A Great West Life Assurance executive recently claimed that private insurance for drug plans was becoming unsustainable -- unless changes are made.
Almost all private drug insurance plans are paid through employer paid insured benefit plans (often bargained with trade unions).
In fact, although there were significant increases during the 90s and the first decade of this century, drug costs for insured benefit plans have leveled off.
For 2010, 2011, and 2012 private drug insurance costs have risen just less than 3.1% per year on average, according to the Canadian Institute for Health Information (Table A). This is a small fraction of the increases in the 1990s (where the average annual increase was 10.5%) or the first decade of this century (10.3% average annual increase).
Part of the slowdown in costs is that some high priced blockbuster patented drugs are coming to the end of their patent protection and are now facing competition from lower priced generic versions.
So, why is this the moment for an insurance industry executive to call for changes? Not, I hope, for more costs to be passed on to the public.
Notably, the public has seen much less relief than the insurance industry -- out of pocket costs for prescription drugs have increased at an annual average rate of 9.1% over 2010, 2011, and 2012 (12.6%, 8.5%, and 6.1%). Given the wage increases employers are handing out these days, that is unsustainable.

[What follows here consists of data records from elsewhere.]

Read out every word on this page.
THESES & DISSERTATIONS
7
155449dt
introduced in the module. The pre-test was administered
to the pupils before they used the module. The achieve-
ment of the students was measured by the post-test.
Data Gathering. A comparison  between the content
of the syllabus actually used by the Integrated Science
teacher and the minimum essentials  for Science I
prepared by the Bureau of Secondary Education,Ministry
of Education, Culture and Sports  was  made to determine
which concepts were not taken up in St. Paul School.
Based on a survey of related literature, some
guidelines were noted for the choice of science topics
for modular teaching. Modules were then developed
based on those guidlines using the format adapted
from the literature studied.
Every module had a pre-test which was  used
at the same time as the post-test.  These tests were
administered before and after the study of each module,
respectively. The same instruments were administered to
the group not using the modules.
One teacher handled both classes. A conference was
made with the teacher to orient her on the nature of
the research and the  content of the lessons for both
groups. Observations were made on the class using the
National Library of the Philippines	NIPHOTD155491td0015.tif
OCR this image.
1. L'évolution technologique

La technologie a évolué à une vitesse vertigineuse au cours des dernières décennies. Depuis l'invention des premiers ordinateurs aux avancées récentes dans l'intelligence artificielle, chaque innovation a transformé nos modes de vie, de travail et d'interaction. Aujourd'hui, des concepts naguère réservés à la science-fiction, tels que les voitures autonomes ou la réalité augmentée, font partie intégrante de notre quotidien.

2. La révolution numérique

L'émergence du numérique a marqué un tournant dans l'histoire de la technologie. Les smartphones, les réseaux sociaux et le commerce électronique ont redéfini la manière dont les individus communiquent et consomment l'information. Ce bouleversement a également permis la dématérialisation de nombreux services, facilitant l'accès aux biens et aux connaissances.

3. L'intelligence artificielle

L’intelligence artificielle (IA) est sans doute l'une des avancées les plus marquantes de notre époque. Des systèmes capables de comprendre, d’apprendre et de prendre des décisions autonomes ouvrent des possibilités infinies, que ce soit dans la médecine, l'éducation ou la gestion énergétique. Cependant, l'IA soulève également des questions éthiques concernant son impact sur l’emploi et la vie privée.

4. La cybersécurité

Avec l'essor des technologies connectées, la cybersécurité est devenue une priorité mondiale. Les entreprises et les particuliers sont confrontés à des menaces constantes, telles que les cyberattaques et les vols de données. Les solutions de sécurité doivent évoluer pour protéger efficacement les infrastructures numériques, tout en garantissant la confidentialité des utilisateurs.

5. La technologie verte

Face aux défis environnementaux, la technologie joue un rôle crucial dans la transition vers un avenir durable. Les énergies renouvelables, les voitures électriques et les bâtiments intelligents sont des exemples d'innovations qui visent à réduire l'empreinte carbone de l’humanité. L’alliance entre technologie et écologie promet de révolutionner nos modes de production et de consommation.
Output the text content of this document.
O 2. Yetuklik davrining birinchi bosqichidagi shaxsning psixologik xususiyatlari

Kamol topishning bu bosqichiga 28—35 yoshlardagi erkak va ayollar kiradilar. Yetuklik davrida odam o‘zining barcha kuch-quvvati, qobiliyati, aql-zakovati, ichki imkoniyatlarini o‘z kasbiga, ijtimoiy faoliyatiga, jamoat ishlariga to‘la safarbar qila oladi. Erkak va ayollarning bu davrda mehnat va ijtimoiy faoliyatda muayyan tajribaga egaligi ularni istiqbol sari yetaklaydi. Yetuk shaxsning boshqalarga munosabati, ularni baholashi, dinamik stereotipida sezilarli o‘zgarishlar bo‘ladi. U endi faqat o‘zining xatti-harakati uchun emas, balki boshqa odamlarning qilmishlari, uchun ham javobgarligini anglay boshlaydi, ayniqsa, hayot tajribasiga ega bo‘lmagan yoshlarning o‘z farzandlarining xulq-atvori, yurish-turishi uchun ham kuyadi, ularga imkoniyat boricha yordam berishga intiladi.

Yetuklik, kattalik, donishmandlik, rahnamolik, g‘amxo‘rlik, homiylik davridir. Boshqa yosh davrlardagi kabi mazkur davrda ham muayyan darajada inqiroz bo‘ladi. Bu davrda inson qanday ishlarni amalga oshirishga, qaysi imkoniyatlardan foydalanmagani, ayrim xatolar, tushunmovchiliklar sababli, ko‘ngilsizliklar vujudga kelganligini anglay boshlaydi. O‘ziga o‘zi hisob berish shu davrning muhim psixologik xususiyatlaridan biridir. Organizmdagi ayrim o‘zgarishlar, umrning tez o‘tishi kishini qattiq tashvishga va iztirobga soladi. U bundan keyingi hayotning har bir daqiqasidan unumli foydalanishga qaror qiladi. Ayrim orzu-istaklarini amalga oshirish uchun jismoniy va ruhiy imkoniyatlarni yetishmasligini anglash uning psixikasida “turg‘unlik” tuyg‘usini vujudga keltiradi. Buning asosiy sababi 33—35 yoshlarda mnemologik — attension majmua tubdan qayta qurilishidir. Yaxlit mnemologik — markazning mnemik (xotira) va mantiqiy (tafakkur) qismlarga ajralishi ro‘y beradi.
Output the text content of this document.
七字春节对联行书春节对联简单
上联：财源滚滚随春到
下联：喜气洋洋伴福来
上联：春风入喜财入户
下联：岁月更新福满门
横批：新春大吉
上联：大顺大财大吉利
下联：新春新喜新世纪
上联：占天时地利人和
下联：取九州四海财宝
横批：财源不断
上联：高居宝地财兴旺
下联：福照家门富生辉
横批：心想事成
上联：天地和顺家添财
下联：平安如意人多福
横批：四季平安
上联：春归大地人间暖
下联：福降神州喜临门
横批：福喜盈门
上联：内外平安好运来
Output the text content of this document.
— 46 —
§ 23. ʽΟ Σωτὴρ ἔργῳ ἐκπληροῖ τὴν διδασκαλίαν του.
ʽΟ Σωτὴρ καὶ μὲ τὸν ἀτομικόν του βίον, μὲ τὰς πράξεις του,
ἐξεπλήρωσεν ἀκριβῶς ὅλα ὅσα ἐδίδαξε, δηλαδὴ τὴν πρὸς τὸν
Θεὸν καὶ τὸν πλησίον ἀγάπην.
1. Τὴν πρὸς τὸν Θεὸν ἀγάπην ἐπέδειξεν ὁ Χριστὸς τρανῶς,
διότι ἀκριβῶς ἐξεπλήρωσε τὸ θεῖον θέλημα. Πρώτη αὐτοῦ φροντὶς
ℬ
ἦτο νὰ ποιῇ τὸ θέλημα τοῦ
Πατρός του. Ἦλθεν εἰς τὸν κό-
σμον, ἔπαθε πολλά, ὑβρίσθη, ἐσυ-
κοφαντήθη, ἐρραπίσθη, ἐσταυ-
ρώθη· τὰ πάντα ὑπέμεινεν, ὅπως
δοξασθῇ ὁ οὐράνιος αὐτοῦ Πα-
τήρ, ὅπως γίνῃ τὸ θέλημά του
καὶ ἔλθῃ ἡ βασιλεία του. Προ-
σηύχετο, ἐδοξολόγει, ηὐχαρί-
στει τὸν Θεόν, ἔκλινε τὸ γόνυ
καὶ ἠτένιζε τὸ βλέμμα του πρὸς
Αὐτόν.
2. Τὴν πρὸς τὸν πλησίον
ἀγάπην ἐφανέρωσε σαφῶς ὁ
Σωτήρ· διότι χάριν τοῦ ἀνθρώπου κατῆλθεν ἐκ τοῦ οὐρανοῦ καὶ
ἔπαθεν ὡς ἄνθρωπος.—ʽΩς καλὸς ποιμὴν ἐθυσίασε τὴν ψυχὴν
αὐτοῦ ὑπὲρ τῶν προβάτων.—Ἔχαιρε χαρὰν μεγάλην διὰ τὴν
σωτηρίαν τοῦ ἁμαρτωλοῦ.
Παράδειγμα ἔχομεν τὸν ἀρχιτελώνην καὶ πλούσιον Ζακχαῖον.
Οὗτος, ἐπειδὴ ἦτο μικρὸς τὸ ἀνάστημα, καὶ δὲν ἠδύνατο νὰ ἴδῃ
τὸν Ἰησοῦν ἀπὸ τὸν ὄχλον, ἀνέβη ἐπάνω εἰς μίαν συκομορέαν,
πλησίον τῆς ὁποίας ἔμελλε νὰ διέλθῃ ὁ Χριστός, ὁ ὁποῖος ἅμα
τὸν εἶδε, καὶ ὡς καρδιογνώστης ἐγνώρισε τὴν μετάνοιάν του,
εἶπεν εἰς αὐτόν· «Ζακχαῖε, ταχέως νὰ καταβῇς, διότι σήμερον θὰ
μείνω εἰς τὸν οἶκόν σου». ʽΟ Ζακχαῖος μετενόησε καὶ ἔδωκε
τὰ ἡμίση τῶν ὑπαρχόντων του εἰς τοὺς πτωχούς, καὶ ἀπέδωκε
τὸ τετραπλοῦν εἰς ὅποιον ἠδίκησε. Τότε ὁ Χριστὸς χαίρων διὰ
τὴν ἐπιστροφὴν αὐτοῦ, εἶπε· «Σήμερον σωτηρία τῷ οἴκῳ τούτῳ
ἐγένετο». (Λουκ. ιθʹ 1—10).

Also notable: the public sector has seen the lowest cost increases, with an annual average increase of just 2.2% (2.2% in 2010, 2.6% in 2011, and 1.9% in 2012). The public sector has been best placed to resist drug cost increases, it seems.
Moving costs to the public sector would be a significant blow to private health care: one-third of private health care spending is accounted for by drugs. The only other item approaching private spending on drugs is private spending on all "other" health care professionals (dentists, chiropractors, physiotherapists, psychotherapists, etc.), at 32%. Payments to hospitals account for 9% and payments to other institutions (e.g. LTC facilities) account for 10%. These four categories account for 86% of private health care spending. (See line 48 on the "private" tab of this CIHI Excel table. Download for ease of viewing)
The increased costs in private sector drug spending have come despite a declining role in overall drug costs.
Since 1975 there has been a significant increase in the public portion of total drug costs. In 1975, the private sector / public sector split was 85% private and 15% public. Now the split is 62% -- 38%. This move is appropriate as drugs have become a much more important part of health care and a much bigger part of the total health care spend. So sharing the risk across the entire public makes more and more sense.